Книга Бастард де Молеон, страница 38. Автор книги Александр Дюма

Разделитель для чтения книг в онлайн библиотеке

Онлайн книга «Бастард де Молеон»

Cтраница 38

Таким обеспокоенным вороватым воробьем и был Мюзарон; Аженор поручил ему распоряжаться их кошельком, и оруженосец не хотел, чтобы он совсем опустел.

Мюзарон издалека угадывал прокаженных, за льё чуял евреев, за каждым кустом видел англичанина, вежливо раскланивался с наваррцами, показывал «Жакам» свой длинный нож или арбалет; отрядов наемников он боялся гораздо меньше Молеона, или, вернее, не боялся совсем, потому что, как убеждал он своего господина, если их захватят в плен, то они вступят в наемный отряд, чтобы выкупить себя, и оплатят свою свободу свободой тех, у кого они сами ее отнимут.

— Все это будет прекрасно, когда я исполню свое поручение, — отвечал Аженор. — Тогда пусть случится то, что угодно Богу, а пока я желаю, дабы Богу было угодно, чтобы с нами ничего не случилось.

Они благополучно проехали Руссийон, Лангедок, Дофине, Лионне и добрались до Шалона-на-Соне. Погубила их беспечность: уверенные, что с ними больше ничего не случится, поскольку заветная цель была совсем близка, они рискнули ехать ночью и утром, едва занялся рассвет, попали в западню, которая была отлично устроена таким множеством солдат, что всякое сопротивление было бесполезно, поэтому осторожный Мюзарон в тот самый миг, когда Аженор намеревался неосторожно выхватить из ножен меч, удержал хозяина за руку, и они сдались без боя. С ними произошло то, чего они больше всего опасались, вернее, опасался рыцарь; Аженор с Мюзароном оказались в лапах командира наемного отряда, мессира Гуго де Каверлэ — человека, который по рождению был англичанином, по уму — евреем, по характеру — арабом, по своим вкусам — «Жаком», по хитрости — наваррцем и, сверх всего, почти прокаженным, ибо он, по его словам, воевал в таких жарких краях, что привык в самом пекле не снимать доспехов и железных перчаток.
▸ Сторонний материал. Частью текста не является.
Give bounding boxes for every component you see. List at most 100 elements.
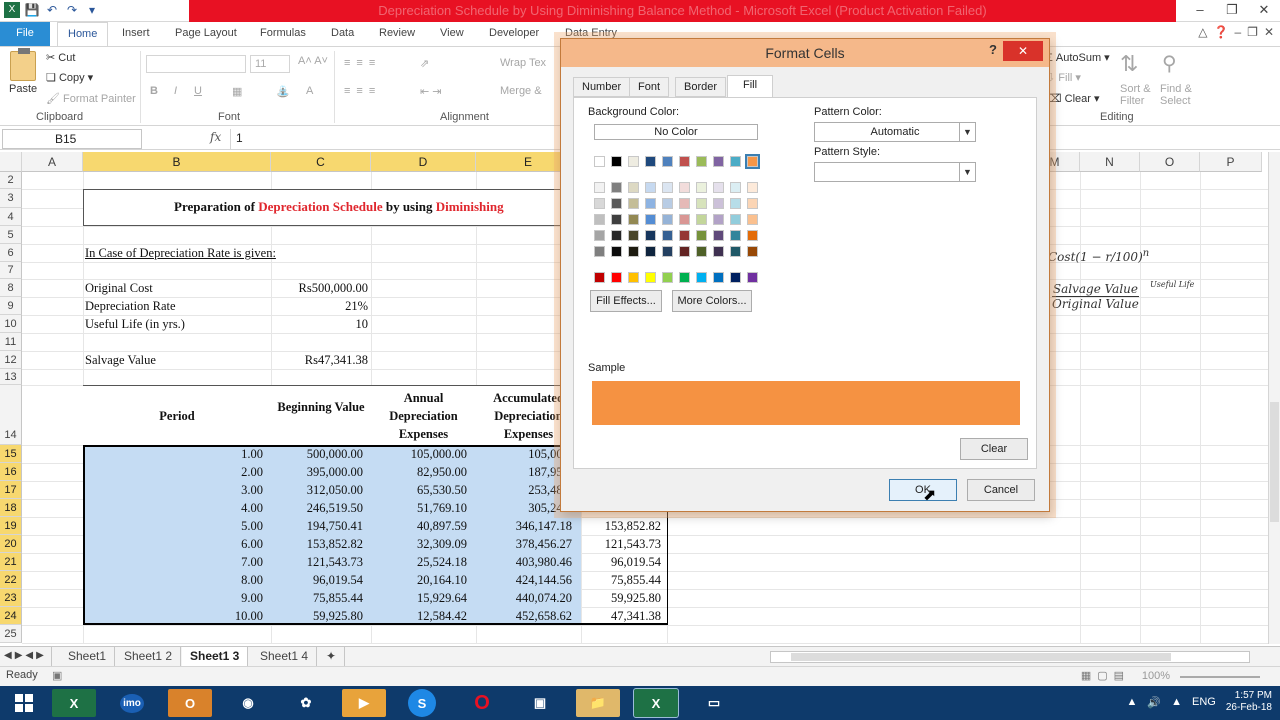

Враги же капитана — их у него, как у всех незаурядных людей, было немало — просто-напросто утверждали, будто Гуго де Каверлэ не снимает доспехи и всегда носит железные перчатки, чтобы не заразить своих многочисленных друзей гнусной болезнью, которую имел несчастье подцепить в Италии.

Мюзарона и рыцаря немедленно доставили к Каверлэ. Это был лихой вояка, который хотел собственными глазами видеть пленников и лично допросить их; ведь он всегда считал, что в это опасное время его люди смогут упустить какого-нибудь графа, переодетого в мужлана, и он в очередной раз потеряет возможность разбогатеть. Поэтому он сразу же постарался узнать о делах Молеона, разумеется тех, о которых рыцарь мог рассказать; ясное дело, что о поручении королевы Бланки сначала речи не заходило. Они говорили только о выкупе.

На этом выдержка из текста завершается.